Interview: Bob Vanden Broeck

 

Petals, horizons and mist. Your photographs look very romantic.

These photographs arose from the death of my best friend, Mieke. I was looking for a way to process it, to make my grief accessible. The result was a whole series that revolves around the rose. took all the photographs in the communal garden of our studio. The project was finally given the title “You breathe from a garden in your neck”. It’s a line from a poem by the American poet Jennifer Joshua Espinoza.

The haze in all the pictures is almost a subject in itself.

It was a hazy period. The fog in the images refers literally to this. I used a view camera, a Combo 8x10 inch. This camera belonged to Mieke. After she died, her parents said that I could have it. The bellows are broken, so this fogginess sneaks into the pictures. I found this effect very appropriate and interesting. Everything came together in those photographs.

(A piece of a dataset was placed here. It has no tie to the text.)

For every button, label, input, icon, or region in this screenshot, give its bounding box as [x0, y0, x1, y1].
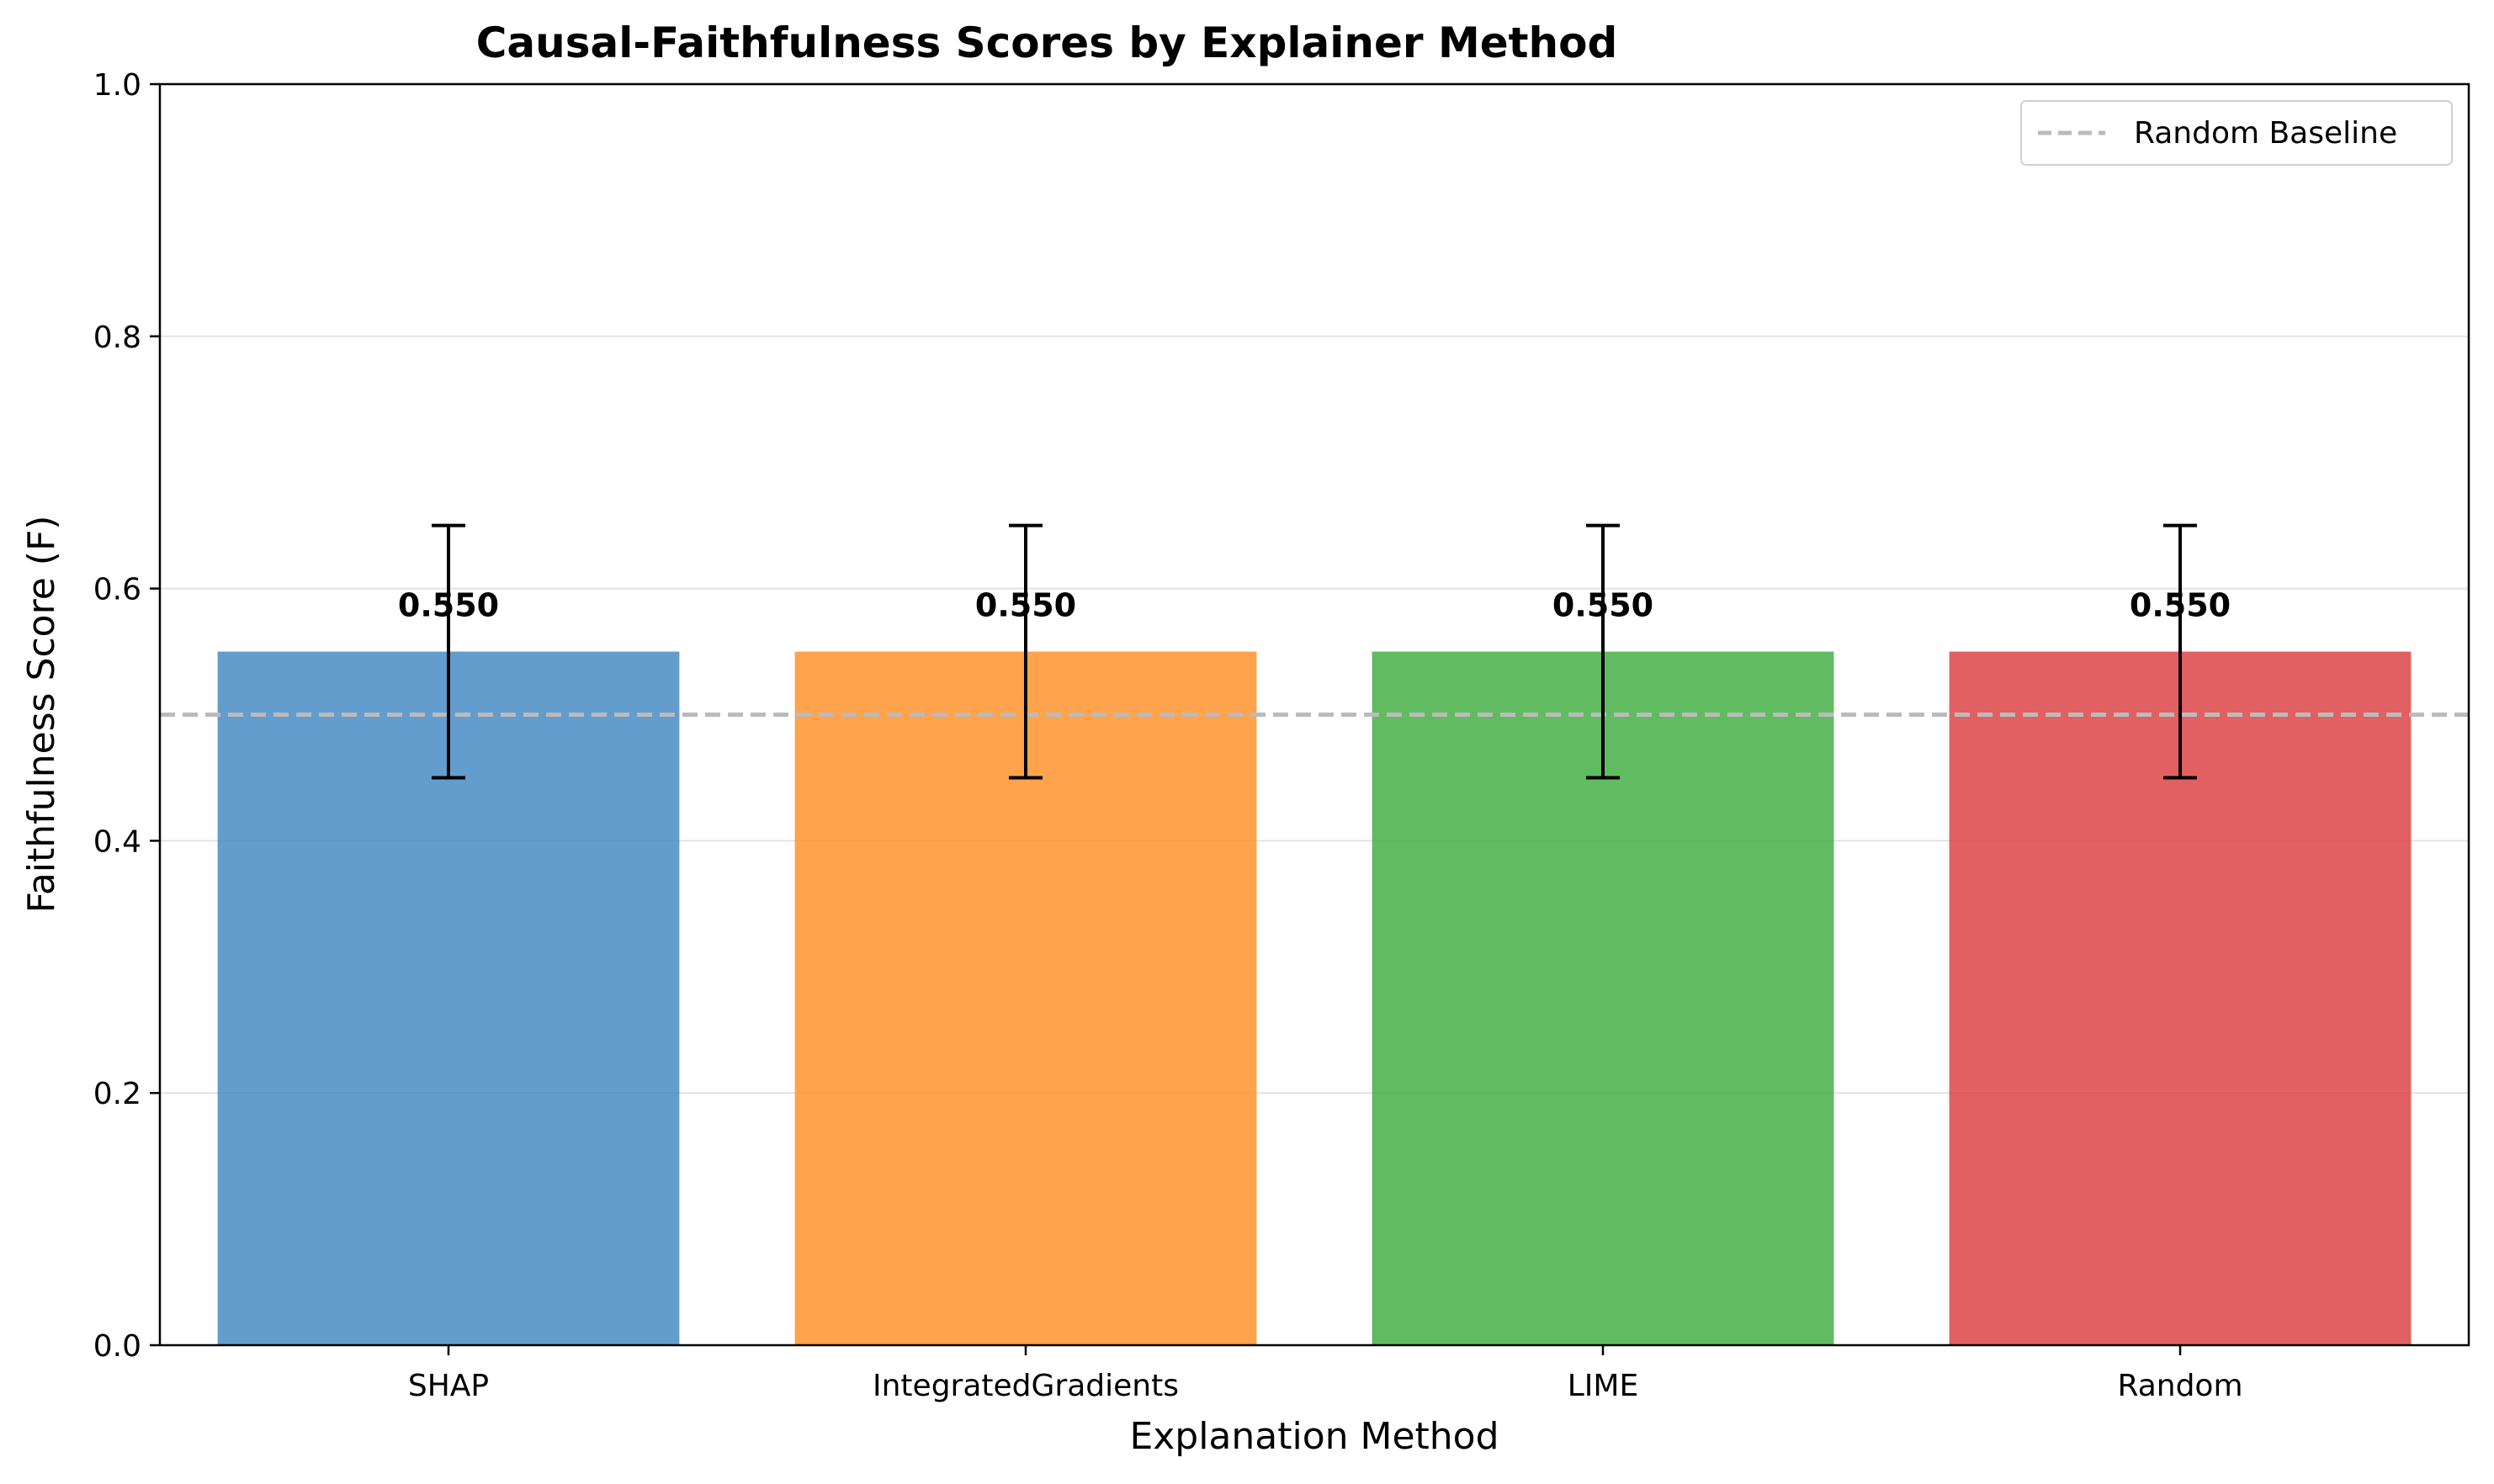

How should I connect these landscapes with You breathe from a garden in your neck?

The photographs of landscapes are fairly new. So it’s also a work in progress. I cycled through these places when I was grieving. I involved the fog in these too. Where is the border in these landscapes? What lies behind this landscape? How far can you see? I also found the marshy aspect really interesting. A marsh is somewhere between a solid and a liquid form: it is a transition between two materialities. So I deliberately chose to incorporate spots on the lens, as though there is something liquid in the photographs.

The viewer isn’t given the context of your grief.

I have been able to process my grief through these photographs. I hope that others can do the same through looking at them. But my personal story shouldn’t be attached to these images. The viewer should be left free to project what they like on to my pictures.